ELLE ENFANTA. Pages 129-132
Dans son « Traité de la Réintégration des Êtres », Martines de Pasqually, par ailleurs si bizarre et si confus, nous donne un tableau singulièrement émouvant des différentes phases de la matérialisation du monde. La doctrine du juif portugais [page 130] renferme maint article de foi excellent, ce qui explique la patience dont le Philosophe Inconnu et quelques autres disciples ont fait preuve à son endroit. Mais les méthodes de Jéhovah sont infiniment plus simples que celles de ses adorateurs. Si la compréhension de Dieu pouvait avoir des bornes, certaines de nos complications psychiques et mentales — sans même parler de notre espace infini et contenant — lui seraient sans doute inintelligibles. Tout le système divin est fondé sur la liberté. Hélas ! je doute que le libéralisme de Hiram et de l’Eglise apostolique elle-même puisse jamais, dans la société future, se donner à ce point carrière. Néanmoins, la sainteté de l’amour exige que les rigueurs de la loi soient proportionnées à une liberté si étendue. La révolte des anges nous montre que l’idée archétype de la résistance et du péché contre l’Esprit existait déjà dans le monde non manifesté à côté de celle d’un « extérieur », d’un rien. De sorte qu’il n’est guère possible de concevoir liberté égale en grandeur et perfection à celle de l’homme, sans s’égarer aussitôt dans des considérations, contraires à toute philosophie vraie, sur la perfection suprême d’un impossible non-être. Créé pour servir d’expression vivante à l’amour du voyant pour la vision et de la vision pour le voyant, spirituel dans son sang et sa chair, fils et époux d’une vierge, tel était Adam, Roi du monde. Sa progéniture était appelée à gouverner les trois règnes dans une parfaite communion d’essence et de langage, rien ne pouvant demeurer étranger à un être formé par le sang d’un livre écrit par la lumière. Le désir d’apprendre où est l’espace engendre celui de connaître ce qu’est l’amour.

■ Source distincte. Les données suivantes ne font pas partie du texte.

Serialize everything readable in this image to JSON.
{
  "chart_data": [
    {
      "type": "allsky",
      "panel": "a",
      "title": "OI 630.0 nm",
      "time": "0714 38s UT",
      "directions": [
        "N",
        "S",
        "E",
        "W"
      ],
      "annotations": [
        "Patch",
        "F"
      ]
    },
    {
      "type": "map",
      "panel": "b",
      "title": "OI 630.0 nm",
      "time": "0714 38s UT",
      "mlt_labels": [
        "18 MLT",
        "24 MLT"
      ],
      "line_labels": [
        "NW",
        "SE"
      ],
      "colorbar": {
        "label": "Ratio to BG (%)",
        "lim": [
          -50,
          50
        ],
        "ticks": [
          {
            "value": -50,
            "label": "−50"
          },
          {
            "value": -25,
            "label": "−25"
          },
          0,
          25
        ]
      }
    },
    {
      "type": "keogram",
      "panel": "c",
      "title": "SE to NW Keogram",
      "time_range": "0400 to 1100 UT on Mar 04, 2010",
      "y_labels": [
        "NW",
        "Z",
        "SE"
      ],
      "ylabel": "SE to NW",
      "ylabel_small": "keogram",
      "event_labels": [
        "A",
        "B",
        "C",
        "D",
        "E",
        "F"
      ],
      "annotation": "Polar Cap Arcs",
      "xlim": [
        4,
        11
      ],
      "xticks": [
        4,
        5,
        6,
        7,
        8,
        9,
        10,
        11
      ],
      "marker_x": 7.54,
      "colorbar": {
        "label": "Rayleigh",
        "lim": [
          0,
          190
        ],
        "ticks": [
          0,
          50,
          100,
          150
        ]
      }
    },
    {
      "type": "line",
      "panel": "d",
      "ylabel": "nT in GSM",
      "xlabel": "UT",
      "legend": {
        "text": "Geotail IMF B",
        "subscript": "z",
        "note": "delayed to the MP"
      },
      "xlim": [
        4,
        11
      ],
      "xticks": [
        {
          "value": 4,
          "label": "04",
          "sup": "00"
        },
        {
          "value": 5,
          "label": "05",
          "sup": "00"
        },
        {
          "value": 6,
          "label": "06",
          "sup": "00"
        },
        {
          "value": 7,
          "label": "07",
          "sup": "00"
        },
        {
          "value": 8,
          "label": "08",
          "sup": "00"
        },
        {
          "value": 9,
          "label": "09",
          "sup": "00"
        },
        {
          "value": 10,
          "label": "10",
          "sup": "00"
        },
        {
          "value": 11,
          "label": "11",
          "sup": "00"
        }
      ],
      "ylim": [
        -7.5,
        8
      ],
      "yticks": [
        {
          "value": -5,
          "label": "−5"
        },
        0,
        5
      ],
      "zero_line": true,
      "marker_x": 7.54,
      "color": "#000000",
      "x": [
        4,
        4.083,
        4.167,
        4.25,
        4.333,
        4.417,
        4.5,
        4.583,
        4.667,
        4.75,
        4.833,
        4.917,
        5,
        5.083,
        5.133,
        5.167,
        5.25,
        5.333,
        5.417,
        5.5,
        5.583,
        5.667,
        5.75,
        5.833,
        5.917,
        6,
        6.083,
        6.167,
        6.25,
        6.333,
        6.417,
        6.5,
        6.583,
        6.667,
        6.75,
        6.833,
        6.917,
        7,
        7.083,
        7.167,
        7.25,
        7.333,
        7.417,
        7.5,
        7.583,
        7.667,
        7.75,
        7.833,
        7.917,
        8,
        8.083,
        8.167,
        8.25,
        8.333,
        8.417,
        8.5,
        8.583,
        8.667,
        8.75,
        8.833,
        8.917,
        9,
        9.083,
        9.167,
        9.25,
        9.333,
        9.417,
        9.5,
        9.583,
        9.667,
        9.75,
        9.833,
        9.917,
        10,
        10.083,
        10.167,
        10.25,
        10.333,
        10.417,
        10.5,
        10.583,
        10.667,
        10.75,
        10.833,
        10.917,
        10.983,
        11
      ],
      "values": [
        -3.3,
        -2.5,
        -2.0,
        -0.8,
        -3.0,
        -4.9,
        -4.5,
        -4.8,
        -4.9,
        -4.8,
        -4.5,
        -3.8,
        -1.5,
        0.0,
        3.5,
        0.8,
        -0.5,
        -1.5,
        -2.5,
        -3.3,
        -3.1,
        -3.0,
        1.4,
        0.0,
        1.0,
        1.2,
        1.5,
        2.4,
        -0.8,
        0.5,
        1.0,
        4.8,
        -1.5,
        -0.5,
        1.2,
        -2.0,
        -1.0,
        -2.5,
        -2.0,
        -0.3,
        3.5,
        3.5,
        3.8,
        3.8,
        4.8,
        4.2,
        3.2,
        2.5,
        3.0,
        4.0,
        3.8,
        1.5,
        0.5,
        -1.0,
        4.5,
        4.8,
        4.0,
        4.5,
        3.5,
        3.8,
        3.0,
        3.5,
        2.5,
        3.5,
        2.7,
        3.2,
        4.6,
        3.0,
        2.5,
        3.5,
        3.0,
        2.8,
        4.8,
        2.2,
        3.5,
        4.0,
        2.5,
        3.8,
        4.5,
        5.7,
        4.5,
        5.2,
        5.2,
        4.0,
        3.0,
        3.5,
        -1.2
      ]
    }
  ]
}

Mais le Sacre dévoilait aux Rois le mouvement de la lumière incorporelle : leur pensée était constatation et amour de ce mouvement où se trouvaient réunis affection et lieu. La perception de ce dernier enseignait à désirer un état qui ouvre à l’intelligence, au delà de la cime assignée à ses rencontres avec Metatron, le chemin de retour de l’extérieur vers l’intérieur resté fidèle, ces contraires ne désignant, cela va sans dire, que [page 131] les deux aspects idéaux du lieu unique et seul situé.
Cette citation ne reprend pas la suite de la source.